A Bordeaux court has fined two négociants for buying bulk wine at ‘abusively low’ prices from Médoc winemaker Rémi Lacombe.

The court ordered the Cordier group to pay Lacombe €202,072.30 (£172,774.85) in damages for buying the wine at below cost price. The Ginestet négociant was also hit with a €152,704.10 (£130,564.30) fine after the Bordeaux commercial court ruled in Lacombe’s favour.

‘When David knows he is smaller than Goliath, he can make himself bigger,’ said Lacombe after emerging victorious. ‘David can turn against Goliath when he trusts himself, is proud, respects himself and he has cojones.’

The Bordeaux court’s ruling represents the first judicial application of loi egalim since it was introduced in 2019. The law was introduced to protect French farmers and curb the pricing power enjoyed by large supermarkets and wholesalers.
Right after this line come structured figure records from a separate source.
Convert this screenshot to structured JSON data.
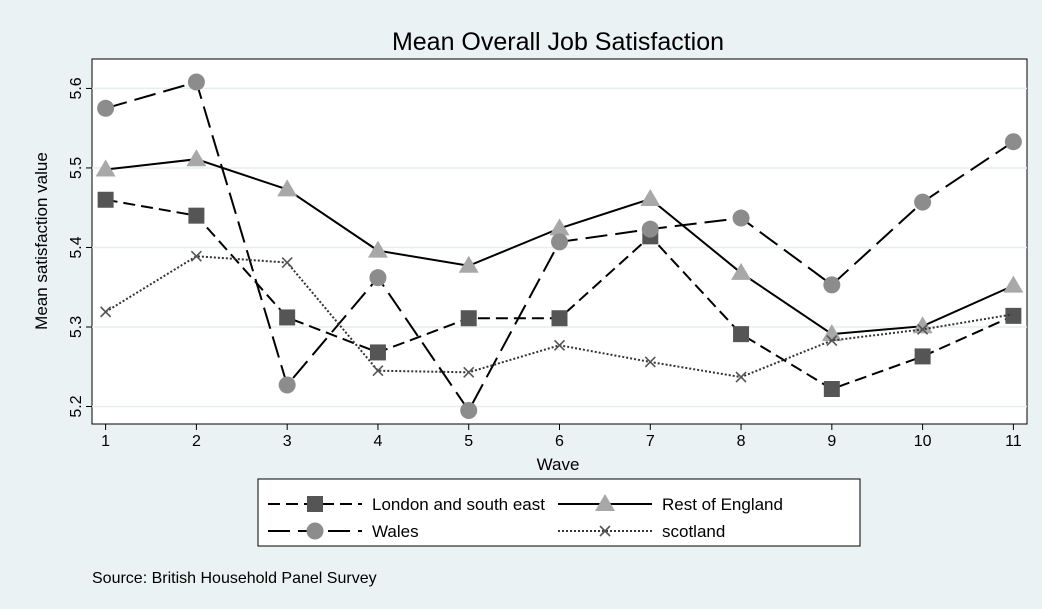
{
  "chart_data": {
    "type": "line",
    "title": "Mean Overall Job Satisfaction",
    "xlabel": "Wave",
    "ylabel": "Mean satisfaction value",
    "x": [
      1,
      2,
      3,
      4,
      5,
      6,
      7,
      8,
      9,
      10,
      11
    ],
    "x_ticks": [
      "1",
      "2",
      "3",
      "4",
      "5",
      "6",
      "7",
      "8",
      "9",
      "10",
      "11"
    ],
    "y_ticks": [
      "5.2",
      "5.3",
      "5.4",
      "5.5",
      "5.6"
    ],
    "y_tick_values": [
      5.2,
      5.3,
      5.4,
      5.5,
      5.6
    ],
    "xlim": [
      0.85,
      11.15
    ],
    "ylim": [
      5.178,
      5.637
    ],
    "grid": true,
    "legend_position": "bottom",
    "series": [
      {
        "name": "London and south east",
        "marker": "square",
        "dash": "dash",
        "color": "#555555",
        "values": [
          5.46,
          5.44,
          5.312,
          5.268,
          5.311,
          5.311,
          5.414,
          5.291,
          5.222,
          5.263,
          5.314
        ]
      },
      {
        "name": "Rest of England",
        "marker": "triangle",
        "dash": "solid",
        "color": "#a8a8a8",
        "values": [
          5.498,
          5.511,
          5.473,
          5.396,
          5.377,
          5.424,
          5.461,
          5.368,
          5.291,
          5.301,
          5.352
        ]
      },
      {
        "name": "Wales",
        "marker": "circle",
        "dash": "longdash",
        "color": "#8c8c8c",
        "values": [
          5.575,
          5.608,
          5.227,
          5.362,
          5.195,
          5.407,
          5.423,
          5.437,
          5.353,
          5.457,
          5.533
        ]
      },
      {
        "name": "scotland",
        "marker": "x",
        "dash": "dot",
        "color": "#555555",
        "values": [
          5.319,
          5.389,
          5.381,
          5.245,
          5.243,
          5.277,
          5.256,
          5.237,
          5.283,
          5.297,
          5.316
        ]
      }
    ],
    "note": "Source: British Household Panel Survey"
  }
}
It followed nationwide protests by producers of vegetables, fruit, meat and dairy, who railed against promotions in supermarkets.

However, loi egalim can also be applied to négociants purchasing wine from producers in any French regions. Specifically, article 442-7 of the Commercial Code defines ‘the harm caused’ to producers if a wholesaler charges ‘an abusively low transfer price’.
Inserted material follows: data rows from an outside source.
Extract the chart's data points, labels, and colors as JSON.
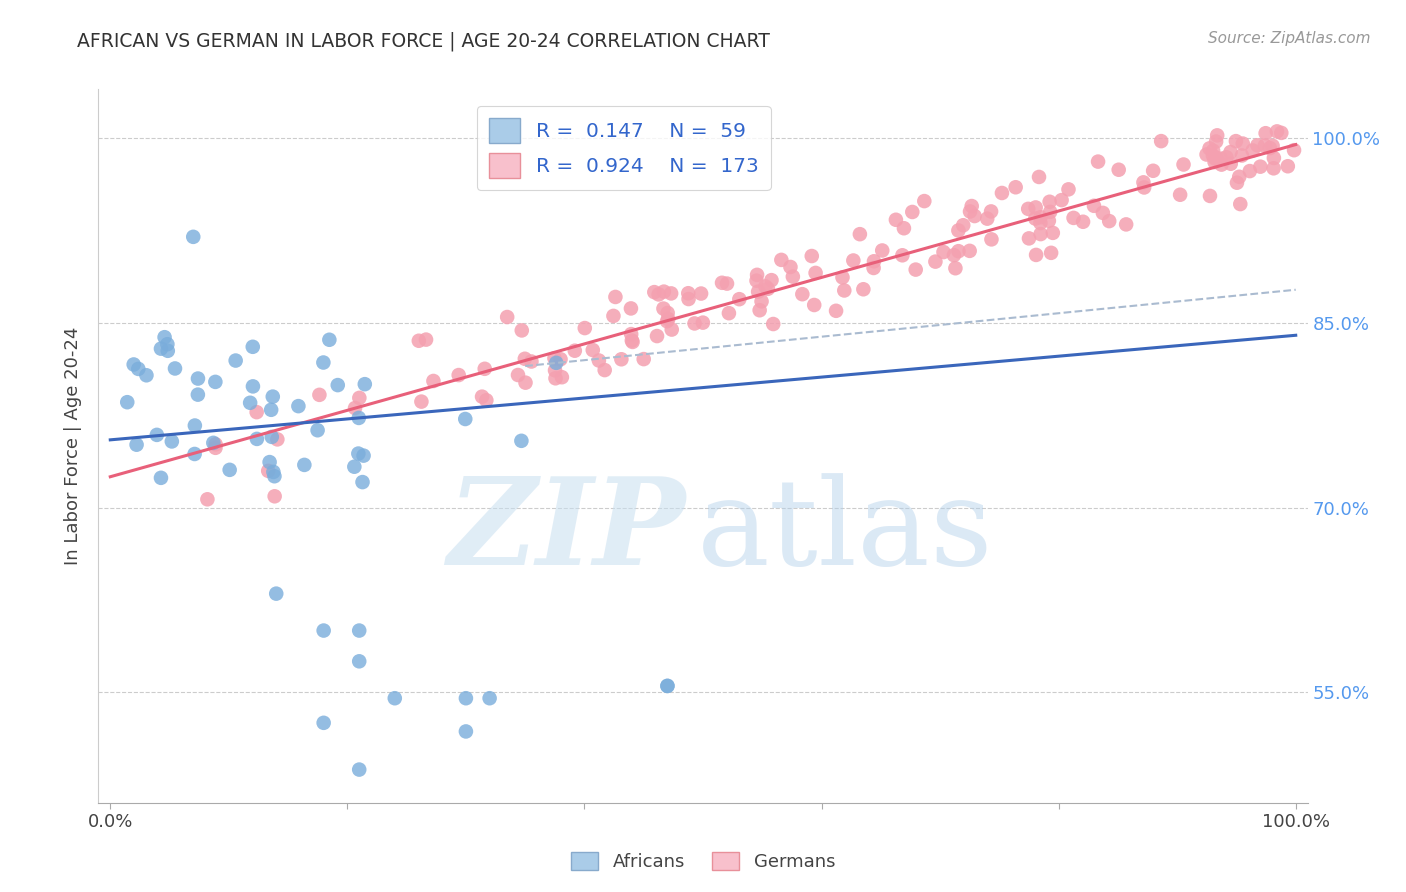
{
  "title": "AFRICAN VS GERMAN IN LABOR FORCE | AGE 20-24 CORRELATION CHART",
  "source": "Source: ZipAtlas.com",
  "ylabel": "In Labor Force | Age 20-24",
  "ytick_labels": [
    "55.0%",
    "70.0%",
    "85.0%",
    "100.0%"
  ],
  "ytick_values": [
    0.55,
    0.7,
    0.85,
    1.0
  ],
  "legend_africans": "Africans",
  "legend_germans": "Germans",
  "R_african": 0.147,
  "N_african": 59,
  "R_german": 0.924,
  "N_german": 173,
  "african_color": "#7AADDB",
  "german_color": "#F4A0B0",
  "african_line_color": "#3A66BB",
  "german_line_color": "#E8607A",
  "dashed_line_color": "#AABBD0",
  "background_color": "#FFFFFF",
  "grid_color": "#CCCCCC",
  "title_color": "#333333",
  "ytick_color": "#5599EE",
  "source_color": "#999999",
  "xlim": [
    -0.01,
    1.01
  ],
  "ylim": [
    0.46,
    1.04
  ],
  "african_seed": 42,
  "german_seed": 7
}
Lacombe, who recently sold his Château Bessan-Ségur estate in Civrac-en-Médoc, said that it cost his company approximately €1,600 per barrel to produce the wine in question. The Cordier and Ginestet négociants purchased it for an average bulk price of €1,200 per barrel, 25% below the cost of production.

Lacombe argued that ‘low prices are destroying a region which is hampered by submissive and accepting people’. The court ruled in his favour this week, stating: ‘These price differences, noted for each of the defendants, characterise an abusively low price that they charged, without respecting the formalism imposed by law, to the Rémi Lacombe farming civil society for all of the disputed markets and that it will be appropriate that the latter be compensated for his damage.’
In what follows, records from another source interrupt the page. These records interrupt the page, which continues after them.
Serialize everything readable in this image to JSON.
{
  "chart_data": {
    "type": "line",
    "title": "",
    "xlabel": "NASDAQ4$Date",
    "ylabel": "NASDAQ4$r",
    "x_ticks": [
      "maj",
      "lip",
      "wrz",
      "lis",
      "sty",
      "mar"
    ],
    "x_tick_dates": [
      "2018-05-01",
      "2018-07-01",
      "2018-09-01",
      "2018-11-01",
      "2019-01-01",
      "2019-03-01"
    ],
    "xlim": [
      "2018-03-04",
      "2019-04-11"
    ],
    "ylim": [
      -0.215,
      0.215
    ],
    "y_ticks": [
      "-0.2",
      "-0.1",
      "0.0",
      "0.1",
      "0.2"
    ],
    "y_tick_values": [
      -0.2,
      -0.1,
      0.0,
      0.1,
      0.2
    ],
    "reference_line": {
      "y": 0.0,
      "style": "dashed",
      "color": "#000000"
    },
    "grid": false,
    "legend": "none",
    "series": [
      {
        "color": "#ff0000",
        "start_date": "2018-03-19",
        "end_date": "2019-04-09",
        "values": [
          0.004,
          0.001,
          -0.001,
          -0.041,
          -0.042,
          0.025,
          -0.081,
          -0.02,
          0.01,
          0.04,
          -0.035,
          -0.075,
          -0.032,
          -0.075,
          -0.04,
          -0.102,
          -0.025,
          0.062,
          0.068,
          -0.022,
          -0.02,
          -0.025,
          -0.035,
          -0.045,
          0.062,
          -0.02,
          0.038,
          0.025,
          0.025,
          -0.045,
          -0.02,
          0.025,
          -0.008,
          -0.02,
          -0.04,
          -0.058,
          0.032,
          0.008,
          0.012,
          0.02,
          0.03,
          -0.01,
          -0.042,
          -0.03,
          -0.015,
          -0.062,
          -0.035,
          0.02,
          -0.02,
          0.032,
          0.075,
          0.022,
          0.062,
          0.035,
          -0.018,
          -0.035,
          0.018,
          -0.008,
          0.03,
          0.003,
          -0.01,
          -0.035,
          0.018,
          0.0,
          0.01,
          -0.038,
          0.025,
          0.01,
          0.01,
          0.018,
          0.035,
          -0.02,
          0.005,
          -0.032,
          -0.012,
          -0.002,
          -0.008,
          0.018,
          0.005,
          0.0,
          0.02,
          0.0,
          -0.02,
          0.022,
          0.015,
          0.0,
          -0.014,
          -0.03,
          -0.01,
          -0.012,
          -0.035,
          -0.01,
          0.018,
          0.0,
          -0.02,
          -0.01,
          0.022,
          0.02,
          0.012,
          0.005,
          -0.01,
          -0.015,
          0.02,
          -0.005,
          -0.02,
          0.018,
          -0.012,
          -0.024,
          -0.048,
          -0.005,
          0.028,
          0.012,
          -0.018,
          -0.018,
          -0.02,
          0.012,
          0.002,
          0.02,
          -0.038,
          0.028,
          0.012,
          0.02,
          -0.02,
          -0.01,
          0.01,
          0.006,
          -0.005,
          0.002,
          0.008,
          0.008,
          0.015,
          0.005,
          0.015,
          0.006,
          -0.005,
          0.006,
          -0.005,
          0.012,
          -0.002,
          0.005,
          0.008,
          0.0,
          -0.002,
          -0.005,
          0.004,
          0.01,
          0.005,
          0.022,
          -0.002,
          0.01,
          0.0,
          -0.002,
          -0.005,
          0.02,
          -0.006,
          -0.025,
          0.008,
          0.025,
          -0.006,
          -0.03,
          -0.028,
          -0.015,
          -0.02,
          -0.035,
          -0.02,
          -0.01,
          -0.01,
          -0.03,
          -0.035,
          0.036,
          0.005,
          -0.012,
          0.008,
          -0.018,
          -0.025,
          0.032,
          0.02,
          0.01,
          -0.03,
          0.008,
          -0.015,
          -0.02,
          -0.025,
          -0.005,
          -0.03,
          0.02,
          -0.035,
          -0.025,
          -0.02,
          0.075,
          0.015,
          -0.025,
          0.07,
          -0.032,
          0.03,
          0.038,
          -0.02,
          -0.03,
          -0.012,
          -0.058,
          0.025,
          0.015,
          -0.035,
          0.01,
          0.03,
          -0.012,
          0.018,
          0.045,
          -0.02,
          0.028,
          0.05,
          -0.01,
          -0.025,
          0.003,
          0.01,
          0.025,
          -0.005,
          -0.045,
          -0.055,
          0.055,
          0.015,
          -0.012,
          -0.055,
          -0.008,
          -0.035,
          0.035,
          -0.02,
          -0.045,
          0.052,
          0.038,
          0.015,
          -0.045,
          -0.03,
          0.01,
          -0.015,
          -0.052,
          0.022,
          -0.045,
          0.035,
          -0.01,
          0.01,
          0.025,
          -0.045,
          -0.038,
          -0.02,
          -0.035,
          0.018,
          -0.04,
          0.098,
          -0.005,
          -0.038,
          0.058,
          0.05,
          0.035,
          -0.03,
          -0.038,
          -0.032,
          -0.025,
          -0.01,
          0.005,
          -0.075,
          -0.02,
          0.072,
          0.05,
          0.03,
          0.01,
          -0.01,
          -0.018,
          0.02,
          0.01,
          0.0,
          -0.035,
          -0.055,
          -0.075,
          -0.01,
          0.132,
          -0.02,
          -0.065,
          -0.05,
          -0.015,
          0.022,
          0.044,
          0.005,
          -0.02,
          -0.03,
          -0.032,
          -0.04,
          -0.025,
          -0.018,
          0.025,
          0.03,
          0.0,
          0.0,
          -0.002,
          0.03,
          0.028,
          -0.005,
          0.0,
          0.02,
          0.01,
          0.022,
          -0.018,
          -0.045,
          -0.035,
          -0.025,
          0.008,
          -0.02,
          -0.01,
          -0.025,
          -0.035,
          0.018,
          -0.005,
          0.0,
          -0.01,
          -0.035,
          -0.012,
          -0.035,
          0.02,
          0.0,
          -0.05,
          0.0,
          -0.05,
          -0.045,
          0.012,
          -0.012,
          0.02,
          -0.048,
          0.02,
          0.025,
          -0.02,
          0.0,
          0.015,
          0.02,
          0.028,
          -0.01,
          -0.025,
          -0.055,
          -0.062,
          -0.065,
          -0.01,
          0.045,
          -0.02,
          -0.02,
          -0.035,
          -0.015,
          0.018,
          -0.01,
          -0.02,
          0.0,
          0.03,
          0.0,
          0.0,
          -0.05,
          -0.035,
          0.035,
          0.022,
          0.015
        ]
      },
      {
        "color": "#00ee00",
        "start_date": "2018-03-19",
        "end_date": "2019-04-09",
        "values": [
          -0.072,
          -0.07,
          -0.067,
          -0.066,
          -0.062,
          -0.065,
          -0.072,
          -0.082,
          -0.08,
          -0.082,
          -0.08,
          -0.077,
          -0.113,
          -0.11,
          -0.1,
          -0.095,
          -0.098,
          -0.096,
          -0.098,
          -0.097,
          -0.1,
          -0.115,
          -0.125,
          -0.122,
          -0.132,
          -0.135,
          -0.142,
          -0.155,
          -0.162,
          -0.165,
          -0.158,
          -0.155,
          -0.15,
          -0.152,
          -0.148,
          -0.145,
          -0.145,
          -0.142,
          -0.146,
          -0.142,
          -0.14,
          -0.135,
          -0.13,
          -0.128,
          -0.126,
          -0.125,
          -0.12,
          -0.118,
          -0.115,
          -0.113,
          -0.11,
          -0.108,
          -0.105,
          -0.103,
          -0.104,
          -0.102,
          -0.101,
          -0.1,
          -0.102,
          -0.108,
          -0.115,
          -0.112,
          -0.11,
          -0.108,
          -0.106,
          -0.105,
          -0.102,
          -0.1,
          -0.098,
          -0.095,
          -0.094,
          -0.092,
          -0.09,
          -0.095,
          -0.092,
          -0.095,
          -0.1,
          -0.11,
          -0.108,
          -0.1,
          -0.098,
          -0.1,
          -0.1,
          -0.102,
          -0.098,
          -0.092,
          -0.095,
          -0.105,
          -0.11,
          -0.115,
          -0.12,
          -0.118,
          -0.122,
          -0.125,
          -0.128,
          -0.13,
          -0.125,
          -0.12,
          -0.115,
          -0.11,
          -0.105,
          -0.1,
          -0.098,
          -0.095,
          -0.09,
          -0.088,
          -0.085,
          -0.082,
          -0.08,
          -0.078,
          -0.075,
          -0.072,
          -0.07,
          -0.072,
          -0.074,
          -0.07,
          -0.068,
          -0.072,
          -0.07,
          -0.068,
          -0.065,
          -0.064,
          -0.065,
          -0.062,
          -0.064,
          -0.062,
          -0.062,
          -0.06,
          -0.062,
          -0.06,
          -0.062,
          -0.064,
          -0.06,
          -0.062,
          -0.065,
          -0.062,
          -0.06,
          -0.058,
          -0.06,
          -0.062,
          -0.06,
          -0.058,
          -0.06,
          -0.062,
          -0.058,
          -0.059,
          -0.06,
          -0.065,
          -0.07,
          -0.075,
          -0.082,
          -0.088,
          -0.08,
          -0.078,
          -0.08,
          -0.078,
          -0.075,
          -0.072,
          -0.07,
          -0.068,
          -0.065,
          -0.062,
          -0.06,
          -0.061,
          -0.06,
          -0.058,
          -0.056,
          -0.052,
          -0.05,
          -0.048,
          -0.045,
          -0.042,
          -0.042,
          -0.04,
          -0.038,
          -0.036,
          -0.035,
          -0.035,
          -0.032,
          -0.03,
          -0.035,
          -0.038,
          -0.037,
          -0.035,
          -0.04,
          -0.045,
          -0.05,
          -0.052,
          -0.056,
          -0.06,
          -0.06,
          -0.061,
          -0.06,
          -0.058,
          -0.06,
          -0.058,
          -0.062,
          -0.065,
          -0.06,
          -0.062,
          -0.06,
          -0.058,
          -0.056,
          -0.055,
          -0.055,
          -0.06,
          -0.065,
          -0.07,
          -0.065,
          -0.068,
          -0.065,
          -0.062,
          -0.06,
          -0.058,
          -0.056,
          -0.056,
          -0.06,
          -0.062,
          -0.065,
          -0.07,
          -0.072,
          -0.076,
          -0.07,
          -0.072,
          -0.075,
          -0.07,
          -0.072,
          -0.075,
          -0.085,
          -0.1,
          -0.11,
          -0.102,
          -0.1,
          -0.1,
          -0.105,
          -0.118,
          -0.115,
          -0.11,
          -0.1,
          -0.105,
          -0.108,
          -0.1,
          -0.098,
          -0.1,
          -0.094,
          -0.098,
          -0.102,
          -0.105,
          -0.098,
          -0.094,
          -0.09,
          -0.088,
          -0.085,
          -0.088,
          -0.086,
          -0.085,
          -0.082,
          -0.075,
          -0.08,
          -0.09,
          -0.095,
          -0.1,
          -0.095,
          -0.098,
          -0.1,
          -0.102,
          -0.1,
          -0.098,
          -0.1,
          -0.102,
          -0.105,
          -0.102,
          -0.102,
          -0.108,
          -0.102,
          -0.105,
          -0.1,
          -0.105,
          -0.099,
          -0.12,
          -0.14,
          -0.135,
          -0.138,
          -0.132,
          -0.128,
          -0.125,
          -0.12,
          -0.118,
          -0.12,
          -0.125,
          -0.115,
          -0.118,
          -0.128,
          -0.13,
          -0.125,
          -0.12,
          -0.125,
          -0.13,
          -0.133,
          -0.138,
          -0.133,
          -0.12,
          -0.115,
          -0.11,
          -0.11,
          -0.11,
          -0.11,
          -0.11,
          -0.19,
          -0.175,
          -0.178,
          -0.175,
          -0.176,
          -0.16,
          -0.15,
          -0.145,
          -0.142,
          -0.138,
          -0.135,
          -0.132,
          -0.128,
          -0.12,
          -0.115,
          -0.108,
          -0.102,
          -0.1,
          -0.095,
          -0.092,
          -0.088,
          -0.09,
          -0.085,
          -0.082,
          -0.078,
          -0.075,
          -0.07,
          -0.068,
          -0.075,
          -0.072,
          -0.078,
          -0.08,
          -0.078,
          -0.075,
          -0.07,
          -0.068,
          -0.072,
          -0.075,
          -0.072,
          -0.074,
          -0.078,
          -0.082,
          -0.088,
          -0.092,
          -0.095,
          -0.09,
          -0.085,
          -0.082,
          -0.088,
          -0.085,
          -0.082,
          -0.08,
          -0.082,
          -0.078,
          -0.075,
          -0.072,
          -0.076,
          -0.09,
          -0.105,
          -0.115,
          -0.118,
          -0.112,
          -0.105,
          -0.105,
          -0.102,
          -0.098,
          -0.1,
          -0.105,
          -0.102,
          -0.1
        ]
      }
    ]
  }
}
Négociants now fear that this landmark decision could open the floodgates, leading to a raft of similar cases across the country. Indeed, Lacombe hopes that other winemakers can ‘benefit from my audacity’, although he is braced for an appeal from the négociants.

One négociant told Vitisphere: ‘There is a risk of insecurity for any signed contract if we can return to a transaction two years later for the motivation of abusively low prices. This could block the entire market for agricultural raw materials.’